Mohamad Saiid Bahmanpour, de l'université islamique de Londres, a déclaré lors de son intervention : " la véritable unité ne pourra se réaliser que dans un dialogue continu. L'union islamique doit avoir des dimensions politiques et des buts économiques et militaires, pour pouvoir réaliser la pensée et les idéaux islamiques.
Mustafa ja'far de l'université islamique de Londres, a parlé de l'unité et de son rôle positif dans le règlement des problèmes : " Toutes les religions subissent actuellement les attaques du sécularisme, au niveau de l'éducation, au niveau social, économique, politique et moral, seul les musulmans sont capables de rétablir l'équilibre de la société grâce aux enseignements de l'islam. "

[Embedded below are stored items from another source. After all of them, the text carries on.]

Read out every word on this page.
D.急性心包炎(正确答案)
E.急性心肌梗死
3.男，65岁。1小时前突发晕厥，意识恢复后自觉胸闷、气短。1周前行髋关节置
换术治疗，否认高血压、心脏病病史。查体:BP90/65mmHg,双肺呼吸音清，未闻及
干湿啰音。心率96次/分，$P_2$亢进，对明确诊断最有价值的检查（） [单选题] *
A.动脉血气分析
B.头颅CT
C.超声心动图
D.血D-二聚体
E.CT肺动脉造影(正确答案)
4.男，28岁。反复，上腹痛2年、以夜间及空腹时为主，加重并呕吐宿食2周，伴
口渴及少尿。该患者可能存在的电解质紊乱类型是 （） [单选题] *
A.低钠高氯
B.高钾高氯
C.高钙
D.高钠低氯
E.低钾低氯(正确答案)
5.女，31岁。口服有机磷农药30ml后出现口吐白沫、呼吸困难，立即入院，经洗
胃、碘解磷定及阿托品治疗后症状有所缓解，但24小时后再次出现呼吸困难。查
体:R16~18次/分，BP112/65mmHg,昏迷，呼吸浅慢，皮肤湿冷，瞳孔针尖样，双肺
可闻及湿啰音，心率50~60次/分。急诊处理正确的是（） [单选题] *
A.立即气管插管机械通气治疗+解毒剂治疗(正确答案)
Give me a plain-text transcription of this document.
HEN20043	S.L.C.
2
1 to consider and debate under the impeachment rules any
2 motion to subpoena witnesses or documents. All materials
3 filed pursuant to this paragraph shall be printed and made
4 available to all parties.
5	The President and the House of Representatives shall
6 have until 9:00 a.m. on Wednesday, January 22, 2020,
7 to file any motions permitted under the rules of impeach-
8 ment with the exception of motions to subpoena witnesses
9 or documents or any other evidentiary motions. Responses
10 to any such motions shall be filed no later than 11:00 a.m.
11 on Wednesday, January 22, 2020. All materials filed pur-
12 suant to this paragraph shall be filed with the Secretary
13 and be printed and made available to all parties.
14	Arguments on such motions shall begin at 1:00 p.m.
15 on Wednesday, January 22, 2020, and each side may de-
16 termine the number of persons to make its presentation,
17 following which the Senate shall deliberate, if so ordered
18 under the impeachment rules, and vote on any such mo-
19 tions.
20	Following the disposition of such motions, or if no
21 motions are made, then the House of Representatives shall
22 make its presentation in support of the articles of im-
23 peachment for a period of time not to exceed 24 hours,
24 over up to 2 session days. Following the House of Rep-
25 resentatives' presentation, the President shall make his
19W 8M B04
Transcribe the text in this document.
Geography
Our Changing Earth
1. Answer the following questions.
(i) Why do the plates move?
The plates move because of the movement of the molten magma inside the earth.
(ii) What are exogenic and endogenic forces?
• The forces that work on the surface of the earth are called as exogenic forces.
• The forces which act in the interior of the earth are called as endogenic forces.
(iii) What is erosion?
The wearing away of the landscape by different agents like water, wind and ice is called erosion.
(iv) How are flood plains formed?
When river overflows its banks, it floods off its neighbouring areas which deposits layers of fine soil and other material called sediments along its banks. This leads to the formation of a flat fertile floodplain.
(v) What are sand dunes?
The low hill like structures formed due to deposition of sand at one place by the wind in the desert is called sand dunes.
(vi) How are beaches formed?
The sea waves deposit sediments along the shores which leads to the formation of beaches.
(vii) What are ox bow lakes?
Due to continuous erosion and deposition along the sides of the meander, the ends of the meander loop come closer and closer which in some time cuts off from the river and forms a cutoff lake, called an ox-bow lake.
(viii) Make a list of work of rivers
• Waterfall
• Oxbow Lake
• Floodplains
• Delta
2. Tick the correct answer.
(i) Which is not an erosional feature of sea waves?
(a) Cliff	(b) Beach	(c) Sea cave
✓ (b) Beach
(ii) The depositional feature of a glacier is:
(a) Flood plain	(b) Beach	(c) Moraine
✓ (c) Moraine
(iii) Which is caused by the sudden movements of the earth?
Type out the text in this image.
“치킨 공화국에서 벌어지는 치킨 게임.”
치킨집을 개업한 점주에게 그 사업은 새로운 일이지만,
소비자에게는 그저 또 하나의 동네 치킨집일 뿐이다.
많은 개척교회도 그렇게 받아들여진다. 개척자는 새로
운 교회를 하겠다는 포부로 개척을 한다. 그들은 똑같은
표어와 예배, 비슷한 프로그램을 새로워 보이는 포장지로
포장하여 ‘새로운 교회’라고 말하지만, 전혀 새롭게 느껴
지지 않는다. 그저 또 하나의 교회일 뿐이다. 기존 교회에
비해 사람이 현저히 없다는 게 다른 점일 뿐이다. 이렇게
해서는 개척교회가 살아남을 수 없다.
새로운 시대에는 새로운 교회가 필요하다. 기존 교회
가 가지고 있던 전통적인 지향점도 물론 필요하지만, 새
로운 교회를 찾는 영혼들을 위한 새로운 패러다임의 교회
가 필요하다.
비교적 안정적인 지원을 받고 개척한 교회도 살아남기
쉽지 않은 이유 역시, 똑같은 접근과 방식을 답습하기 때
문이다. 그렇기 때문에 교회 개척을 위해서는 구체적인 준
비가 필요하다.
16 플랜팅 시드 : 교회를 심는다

Cheikh Hessan Moussi, directeur de l'institut islamique de Suède, a critiqué l'attitude de certaines personnalités vis-à-vis de leurs opposants et a conseillé les musulmans européens en ces termes : " Les musulmans doivent suivre les enseignements divins de la Révélation, vivre en harmonie avec les autres religions, sans pour cela perdre leur identité, ils doivent se préoccuper des problèmes du monde contemporain et en particulier des problèmes des musulmans dans le monde. "
Le professeur Fohad al Barazi, président de l'Association islamique du Danemark, a considéré que la résolution des problèmes des musulmans dans les pays non musulmans, seraient un premier pas vers l'union des musulmans dans le monde. "
Le professeur Anis-ol- Chafagheh, président officiel de l'Association islamique d'Autriche, a parlé des problèmes des musulmans dans les pays européens : " le problème est que certains cherchent à se faire connaître plutôt qu'à penser aux difficultés des musulmans. "
Eghbal Sedighi, directeur du "Cressant international", et chercheur au centre de recherche contemporaine islamique, a fait un exposé sur l'Histoire de l'islam et sur les bases de l'unité islamique : " les divergences entre les musulmans, remontent généralement à des événements historiques qui ont marqué les quatorze siècles de l'Histoire de l'islam."